Il 21 maggio viene celebrato il funerale nella chiesa di Sant’Antonio, poco lontano dal paese di Ferentino, a una decina di chilometri dal castello di Fumone. Da parte sua, Bonifacio VIII provvede a celebrare a San Pietro solenni esequie insieme ad altri cardinali. “Quasi un Te Deum di ringraziamento, viene da pensare, per una dipartita tanto attesa quanto prolungatasi nel tempo”.

Subito si comincia a parlare di guarigioni miracolose avvenute presso la sua tomba. Ma perché si apra il processo di canonizzazione, bisognerà aspettare la morte di Bonifacio VIII.

Benedetto e CelestinoNel 1307 Filippo il bello cercherà di far riconoscere il martirio di Celestino, sostenendo la versione dell’omicidio in carcere con un chiodo conficcato nella fronte. Una versione sostenuta dai tanti nemici di Bonifacio e che troverà riscontri scientifici quando il corpo verrà riesumato: sul cranio è presente infatti un foro corrispondente a quello producibile da un chiodo di dieci centimetri. Solo nel 2013 un’ulteriore analisi stabilirà che quel foro è stato inferto al cranio molti anni dopo la sua morte. È stato, quindi, la conseguenza della diceria sull’omicidio, e non la causa.

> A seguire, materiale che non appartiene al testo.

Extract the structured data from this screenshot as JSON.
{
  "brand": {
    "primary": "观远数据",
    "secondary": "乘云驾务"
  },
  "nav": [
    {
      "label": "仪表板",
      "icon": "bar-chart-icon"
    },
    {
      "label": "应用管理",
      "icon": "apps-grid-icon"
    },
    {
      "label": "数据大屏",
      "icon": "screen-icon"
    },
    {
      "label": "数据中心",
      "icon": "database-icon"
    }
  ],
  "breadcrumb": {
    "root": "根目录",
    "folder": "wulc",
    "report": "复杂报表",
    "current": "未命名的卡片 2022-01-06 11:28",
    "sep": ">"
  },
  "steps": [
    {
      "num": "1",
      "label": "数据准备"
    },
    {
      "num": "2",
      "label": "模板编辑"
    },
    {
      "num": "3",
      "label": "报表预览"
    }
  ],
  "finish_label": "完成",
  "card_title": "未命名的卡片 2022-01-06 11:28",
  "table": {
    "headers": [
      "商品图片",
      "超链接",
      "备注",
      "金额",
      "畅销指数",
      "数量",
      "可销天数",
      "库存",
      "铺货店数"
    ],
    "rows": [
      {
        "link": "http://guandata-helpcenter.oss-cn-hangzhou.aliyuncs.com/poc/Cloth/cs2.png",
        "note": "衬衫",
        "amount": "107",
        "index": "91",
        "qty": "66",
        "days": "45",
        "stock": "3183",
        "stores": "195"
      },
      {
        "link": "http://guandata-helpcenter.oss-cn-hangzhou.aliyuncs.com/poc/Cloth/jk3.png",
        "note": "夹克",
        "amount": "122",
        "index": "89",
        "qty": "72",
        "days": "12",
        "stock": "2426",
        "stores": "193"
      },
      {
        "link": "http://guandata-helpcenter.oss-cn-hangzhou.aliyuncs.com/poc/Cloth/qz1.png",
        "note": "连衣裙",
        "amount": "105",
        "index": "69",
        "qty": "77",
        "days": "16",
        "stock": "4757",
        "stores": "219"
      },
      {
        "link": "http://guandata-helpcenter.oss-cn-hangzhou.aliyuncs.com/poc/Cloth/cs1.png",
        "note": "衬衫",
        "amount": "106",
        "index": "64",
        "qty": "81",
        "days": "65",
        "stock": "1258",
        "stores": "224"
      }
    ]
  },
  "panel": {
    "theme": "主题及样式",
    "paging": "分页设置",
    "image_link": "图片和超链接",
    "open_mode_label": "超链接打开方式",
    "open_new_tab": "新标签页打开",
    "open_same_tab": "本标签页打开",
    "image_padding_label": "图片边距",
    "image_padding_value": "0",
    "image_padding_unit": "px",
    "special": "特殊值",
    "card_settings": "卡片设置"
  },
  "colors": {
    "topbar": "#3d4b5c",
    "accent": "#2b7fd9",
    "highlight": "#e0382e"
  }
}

Il 5 maggio 1313 da Avignone, Clemente V – che sta cercando di ricucire i rapporti tra Vaticano e Regno di Francia, mantenendo un equilibrio tra le due fazioni – proclama finalmente santo Pietro dal Morrone. Non è il papa, però, ad essere canonizzato, ma l’eremita.

Celestino tornerà nella sua basilica solo nel 1327. Nel 2009 papa Benedetto XVI, facendo visita a L’Aquila pochi giorni dopo il terremoto, donerà il suo pallio al predecessore. E, quattro anni dopo, ne seguirà l’esempio con le clamorose dimissioni.